Montreal is in trouble: slumping badly with seven losses in the past eight games, taking heat for promoting unilingual Randy Cunneyworth to the head-coaching job, and spending a pile of cash to extend defenseman Josh Gorges. Goaltender Carey Price should appreciate having the NHL’s leading shot-blocker in front of him, but it’s debatable whether he’s worth a rumoured $3.9 million US per season ($23.4 million US over the six-year life of the deal). Gorges can break up fights, though, as he got in the middle of a scrimmage scrap between Tomas Plekanec and P.J. Subban on Monday.
Boston-New Jersey seems to be the most even match on this Wednesday slate. The Bruins won seven in a row until Dallas stopped them 4-2 on New Year’s Eve. The Devils, meanwhile, were victorious in seven of their past 10. They didn’t start the New Year on the right foot, though, losing 3-2 in overtime to Ottawa on Monday.
The Sharks haven’t been playing like a top-tier team, but they did get a shootout win in Vancouver on Monday to notch five wins in their past seven games. At the same time, Anaheim doesn’t seem to be playing any better for Bruce Boudreau than when Randy Carlyle was the bench boss. They’ve lost six of their last seven; ironically, their only two-point result in that stretch came in a 3-2 win during a visit on the day after Christmas to the HP Pavilion (aka the Shark Tank).
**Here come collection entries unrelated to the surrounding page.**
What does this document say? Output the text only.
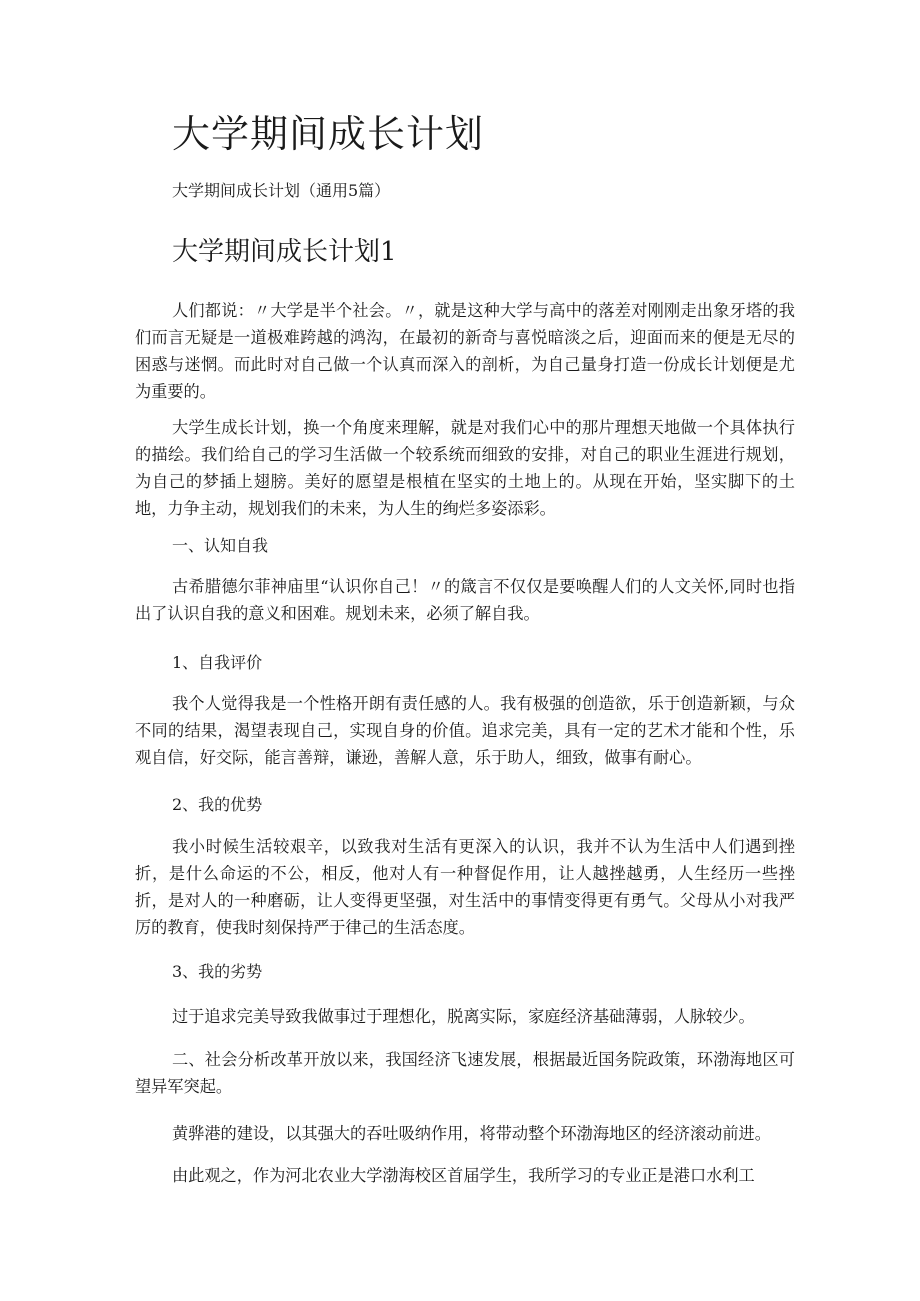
大学期间成长计划
大学期间成长计划（通用5篇）
大学期间成长计划1

人们都说：〃大学是半个社会。〃，就是这种大学与高中的落差对刚刚走出象牙塔的我们而言无疑是一道极难跨越的鸿沟，在最初的新奇与喜悦暗淡之后，迎面而来的便是无尽的困惑与迷惘。而此时对自己做一个认真而深入的剖析，为自己量身打造一份成长计划便是尤为重要的。

大学生成长计划，换一个角度来理解，就是对我们心中的那片理想天地做一个具体执行的描绘。我们给自己的学习生活做一个较系统而细致的安排，对自己的职业生涯进行规划，为自己的梦插上翅膀。美好的愿望是根植在坚实的土地上的。从现在开始，坚实脚下的土地，力争主动，规划我们的未来，为人生的绚烂多姿添彩。

一、认知自我

古希腊德尔菲神庙里“认识你自己！〃的箴言不仅仅是要唤醒人们的人文关怀,同时也指出了认识自我的意义和困难。规划未来，必须了解自我。

1、自我评价

我个人觉得我是一个性格开朗有责任感的人。我有极强的创造欲，乐于创造新颖，与众不同的结果，渴望表现自己，实现自身的价值。追求完美，具有一定的艺术才能和个性，乐观自信，好交际，能言善辩，谦逊，善解人意，乐于助人，细致，做事有耐心。

2、我的优势

我小时候生活较艰辛，以致我对生活有更深入的认识，我并不认为生活中人们遇到挫折，是什么命运的不公，相反，他对人有一种督促作用，让人越挫越勇，人生经历一些挫折，是对人的一种磨砺，让人变得更坚强，对生活中的事情变得更有勇气。父母从小对我严厉的教育，使我时刻保持严于律己的生活态度。

3、我的劣势

过于追求完美导致我做事过于理想化，脱离实际，家庭经济基础薄弱，人脉较少。

二、社会分析改革开放以来，我国经济飞速发展，根据最近国务院政策，环渤海地区可望异军突起。

黄骅港的建设，以其强大的吞吐吸纳作用，将带动整个环渤海地区的经济滚动前进。

由此观之，作为河北农业大学渤海校区首届学生，我所学习的专业正是港口水利工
At one point, Minnesota was the top team in the league; now, not so much. They started December with five straight victories, but then slumped badly with only one win in their last 10 since. As mentioned, the Canucks lost in a shootout on Monday to San Jose, but December was good to them with 10 wins in 16 games.
The early NHL betting seems to be favouring an even split between visitors and hosts; now it’s up to you to determine if you agree.